SMPs are status-seeking actors, striving to enhance their international recognition and prestige as good international citizens. While it is important to identify the range of strategies that SMPs deploy to attain such status, it is equally important to examine the approaches that these states adopt after they have attained their desired status. Securing greater status will propel SMPs to adopt a more accommodative stance and cooperate with major powers to resolve differences over the negotiations. Through their enhanced status, SMPs will have an opportunity to directly influence negotiating outcomes and secure the stability of the system that is their fundamental goal. They are therefore unlikely to antagonise major players, especially if the latter are responsive to their preferences. SMPs may experience, however, the reverse situation and fail to strengthen or even retain their status, witnessing an erosion of influence. Loss of status will force SMPs to retreat to a Southern focus in their diplomacy in order to revitalise their primary basis of influence — which is their Southern leadership. Despite differing levels of success, these patterns of status-seeking behaviour reveal that SMPs are not altruistic agents, but they are aware of how prestige comprises their foremost asset in international politics and formulate their strategies with the aim of projecting their good international citizenship.

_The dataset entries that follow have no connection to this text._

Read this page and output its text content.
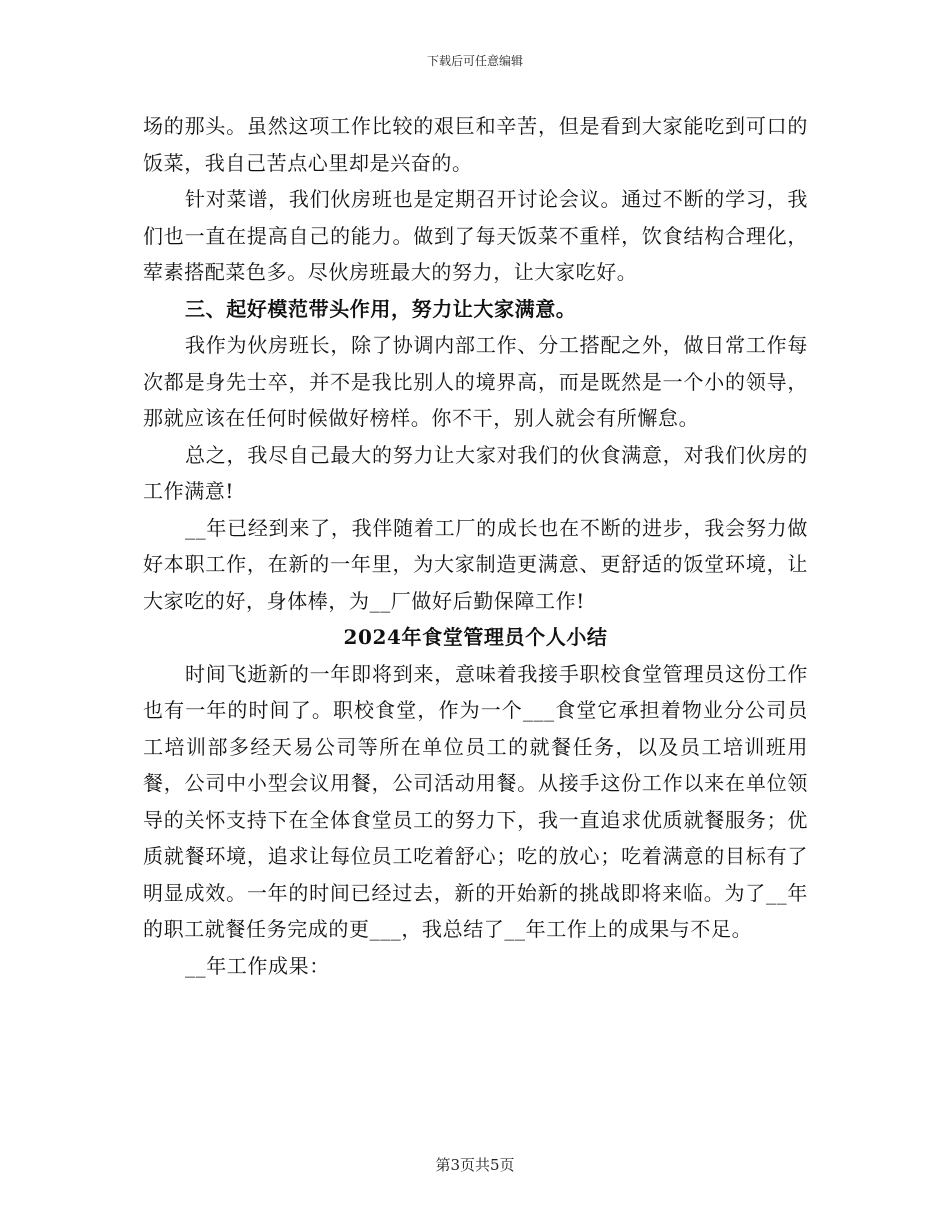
下载后可任意编辑

场的那头。虽然这项工作比较的艰巨和辛苦，但是看到大家能吃到可口的饭菜，我自己苦点心里却是兴奋的。

针对菜谱，我们伙房班也是定期召开讨论会议。通过不断的学习，我们也一直在提高自己的能力。做到了每天饭菜不重样，饮食结构合理化，荤素搭配菜色多。尽伙房班最大的努力，让大家吃好。

三、起好模范带头作用，努力让大家满意。

我作为伙房班长，除了协调内部工作、分工搭配之外，做日常工作每次都是身先士卒，并不是我比别人的境界高，而是既然是一个小的领导，那就应该在任何时候做好榜样。你不干，别人就会有所懈怠。

总之，我尽自己最大的努力让大家对我们的伙食满意，对我们伙房的工作满意!

__年已经到来了，我伴随着工厂的成长也在不断的进步，我会努力做好本职工作，在新的一年里，为大家制造更满意、更舒适的饭堂环境，让大家吃的好，身体棒，为__厂做好后勤保障工作!

2024年食堂管理员个人小结

时间飞逝新的一年即将到来，意味着我接手职校食堂管理员这份工作也有一年的时间了。职校食堂，作为一个___食堂它承担着物业分公司员工培训部多经天易公司等所在单位员工的就餐任务，以及员工培训班用餐，公司中小型会议用餐，公司活动用餐。从接手这份工作以来在单位领导的关怀支持下在全体食堂员工的努力下，我一直追求优质就餐服务；优质就餐环境，追求让每位员工吃着舒心；吃的放心；吃着满意的目标有了明显成效。一年的时间已经过去，新的开始新的挑战即将来临。为了__年的职工就餐任务完成的更___，我总结了__年工作上的成果与不足。

__年工作成果：

第3页共5页
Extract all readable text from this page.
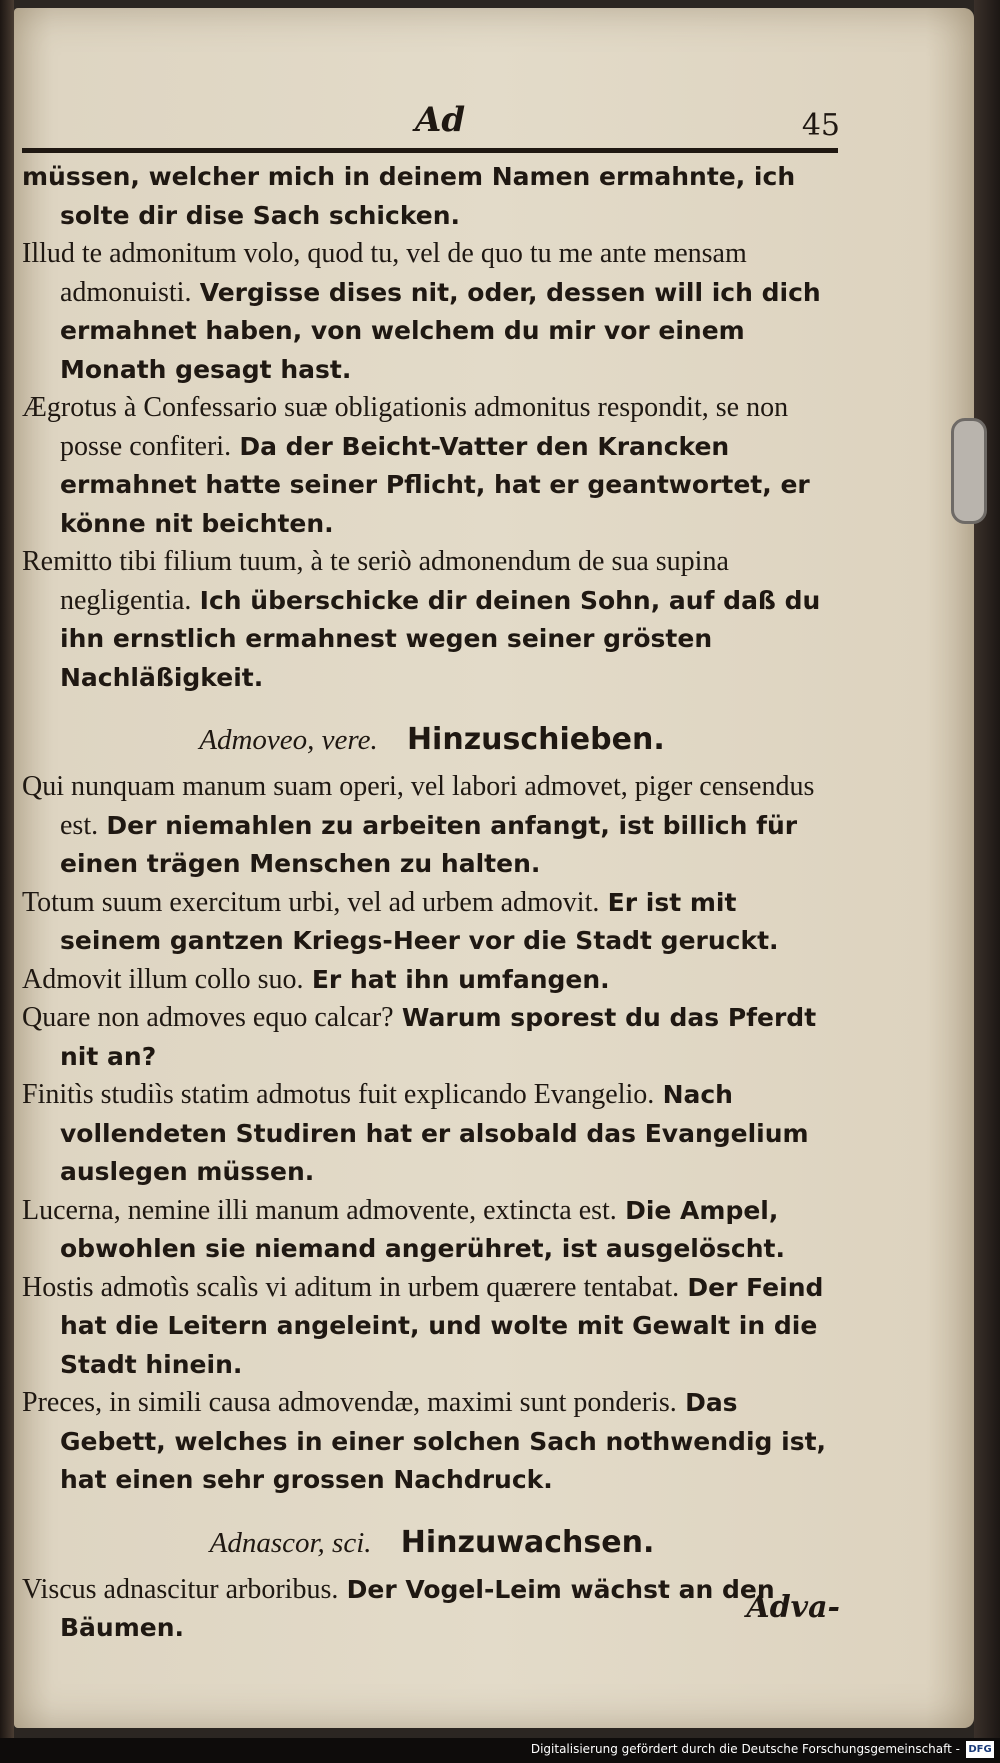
Ad	45

müssen, welcher mich in deinem Namen ermahnte, ich solte dir dise Sach schicken.

Illud te admonitum volo, quod tu, vel de quo tu me ante mensam admonuisti. Vergisse dises nit, oder, dessen will ich dich ermahnet haben, von welchem du mir vor einem Monath gesagt hast.

Ægrotus à Confessario suæ obligationis admonitus respondit, se non posse confiteri. Da der Beicht-Vatter den Krancken ermahnet hatte seiner Pflicht, hat er geantwortet, er könne nit beichten.

Remitto tibi filium tuum, à te seriò admonendum de sua supina negligentia. Ich überschicke dir deinen Sohn, auf daß du ihn ernstlich ermahnest wegen seiner grösten Nachläßigkeit.

Admoveo, vere. Hinzuschieben.

Qui nunquam manum suam operi, vel labori admovet, piger censendus est. Der niemahlen zu arbeiten anfangt, ist billich für einen trägen Menschen zu halten.

Totum suum exercitum urbi, vel ad urbem admovit. Er ist mit seinem gantzen Kriegs-Heer vor die Stadt geruckt.

Admovit illum collo suo. Er hat ihn umfangen.

Quare non admoves equo calcar? Warum sporest du das Pferdt nit an?

Finitìs studiìs statim admotus fuit explicando Evangelio. Nach vollendeten Studiren hat er alsobald das Evangelium auslegen müssen.

Lucerna, nemine illi manum admovente, extincta est. Die Ampel, obwohlen sie niemand angerühret, ist ausgelöscht.

Hostis admotìs scalìs vi aditum in urbem quærere tentabat. Der Feind hat die Leitern angeleint, und wolte mit Gewalt in die Stadt hinein.

Preces, in simili causa admovendæ, maximi sunt ponderis. Das Gebett, welches in einer solchen Sach nothwendig ist, hat einen sehr grossen Nachdruck.

Adnascor, sci. Hinzuwachsen.

Viscus adnascitur arboribus. Der Vogel-Leim wächst an den Bäumen.

Adva-
Digitalisierung gefördert durch die Deutsche Forschungsgemeinschaft - DFG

Charalampos Efstathopoulos

5. The Informal Phase and Crisis Management, 2006–13

SMPs are willing to maximise their status in international institutions, but such efforts require a formalised setting. When negotiations are conducted on an informal level and are limited to the key players, the space for middle power diplomacy shrinks considerably. In contrast to major powers that often favour such forms of brinkmanship and great power politics, SMPs will be unable to resort to their preferred coalitionbuilding or openly display their status as good international citizens. As a result, they may adopt a less conciliatory stance or strive to bring negotiations back to a more open and multilateral process. While excessive informality will undermine middle power agency, a broader sense of crisis will propel SMPs to provide leadership in revitalising institutions that are deadlocked. During periods of crisis in the global economy, SMPs will take diplomatic initiatives to defend institutions and existing agendas and will attempt to initiate new approaches to building consensus. In this respect, SMPs may demonstrate a greater commitment to multilateralism compared to major powers that may seek alternative paths, such as regional and plurilateral deals, to promote their preferences. At critical moments, and when the legitimacy of key institutions is at stake, SMPs will seek to compromise and diffuse crises against the preferences of both major and smaller powers.

Charalampos Efstathopoulos

6. Southern Middle Powers in Comparative Perspective

The Doha round provides important insights into the role of Southern middle powers (SMPs) in global economic governance. This book has demonstrated that the multilateral diplomacy of SMPs in the WTO is determined by three principal factors: the agenda of reform internationalism that informs their foreign policy, the structural leadership provided by major powers and the degree of their followership in the global South. This section provides a detailed examination of these propositions and identifies the key commonalities and differences between the two case studies.